Hi, besides recycling, is there anything else one can do with the empty EO bottles from NDA? Do they take them back by chance and reuse them??? Does anyone have any cool uses for them? I try to use recycling as a last resort and re purpose things instead but cannot think of anything. Plus I have a lot of them, the 3.3 oz ones. I suppose ordering the larger ones will alleviate this a little. Thanks!


----------



## rileylite (Mar 20, 2012)

I've used some little ones as sugar scrub or lotion containers for travelling after I cleaned them. Beyond that I'm not really sure!


----------



## musiccitysuds (Mar 21, 2012)

Sometimes I'll use them to pre-mix blends so I don't have to measure once it comes time to put it in my soap. 

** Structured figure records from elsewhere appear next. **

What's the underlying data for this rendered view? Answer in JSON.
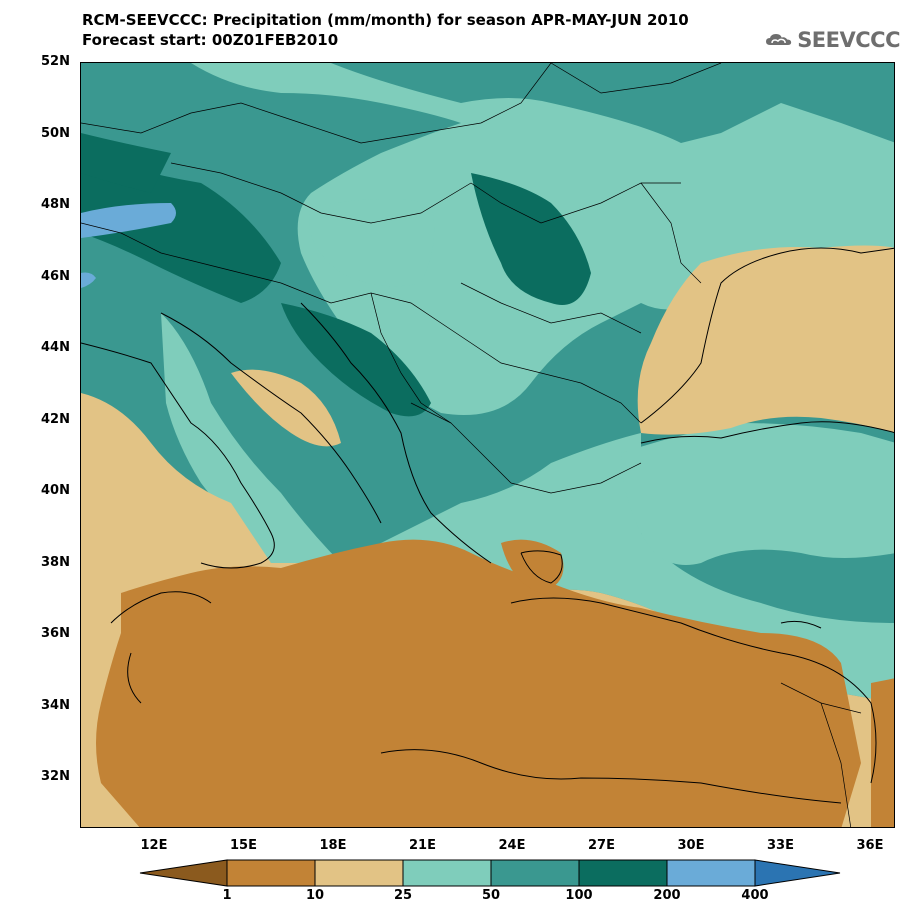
{
  "header": {
    "title": "RCM-SEEVCCC: Precipitation (mm/month) for season APR-MAY-JUN 2010",
    "subtitle": "Forecast start: 00Z01FEB2010"
  },
  "logo": {
    "text": "SEEVCCC",
    "icon": "cloud-logo-icon"
  },
  "map": {
    "lat_labels": [
      "52N",
      "50N",
      "48N",
      "46N",
      "44N",
      "42N",
      "40N",
      "38N",
      "36N",
      "34N",
      "32N"
    ],
    "lon_labels": [
      "12E",
      "15E",
      "18E",
      "21E",
      "24E",
      "27E",
      "30E",
      "33E",
      "36E"
    ]
  },
  "colorbar": {
    "labels": [
      "1",
      "10",
      "25",
      "50",
      "100",
      "200",
      "400"
    ],
    "colors": [
      "#8b5a1e",
      "#c28336",
      "#e2c385",
      "#7fcdbb",
      "#3a9890",
      "#0b6d5f",
      "#6aabd8",
      "#2b74b2"
    ]
  }
}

I also use the small ones to use as gifts for friends. I'll put a little lavender or other eo in one and give them to friends who have oil burners with a nice little card explaining how much to use. You can also print labels to go over the existing one. I once made a "Sara's Birthday Blend" this way. She loved it.


----------



## serfmunke (Mar 22, 2012)

Both good ideas, thanks


----------



## Guest (Mar 27, 2012)

I don't know if you like to do crafts but I have seen some really cool lightfixtures and chandelirs, even christmas trees made with glass bottles.  The common method that I have seen is a metal skeleton with a rod and a light on the end for each bottle, pretty much all you see is the lit up bottles, so pretty.  For small bottles, I see something with an LED light in each one.  Would make for a nice effect, and if they are amber bottles a neet nightlight.  What if you could mount the bottles on a flat sheet of glass to make something to hang keyrings on.  Neet!  but ofcourse thes things require some metalwork or even glasswork equipment.. why I haven't tried it out myself.  =P

I saw this one christmas tree from green beer bottles.  They used gradually smaller glass sheets. lay out a circle of bottles, top with the glass sheet, then stack smaller circle of bottles, and so on untill it gets to the top and the thing even had lights!!


----------



## ilovedoxies (Mar 31, 2012)

If they're glass I give them to a friend that mixes her own aromatherapy oils.


----------



## Soapy Gurl (Mar 31, 2012)

I bet you could sell on Etsy or Ebay.  Not to make money, but to find someone that wants them!  Lots of people buy the bottles!


----------



## serfmunke (Apr 18, 2012)

Some more very good ideas! Thanks soapers


----------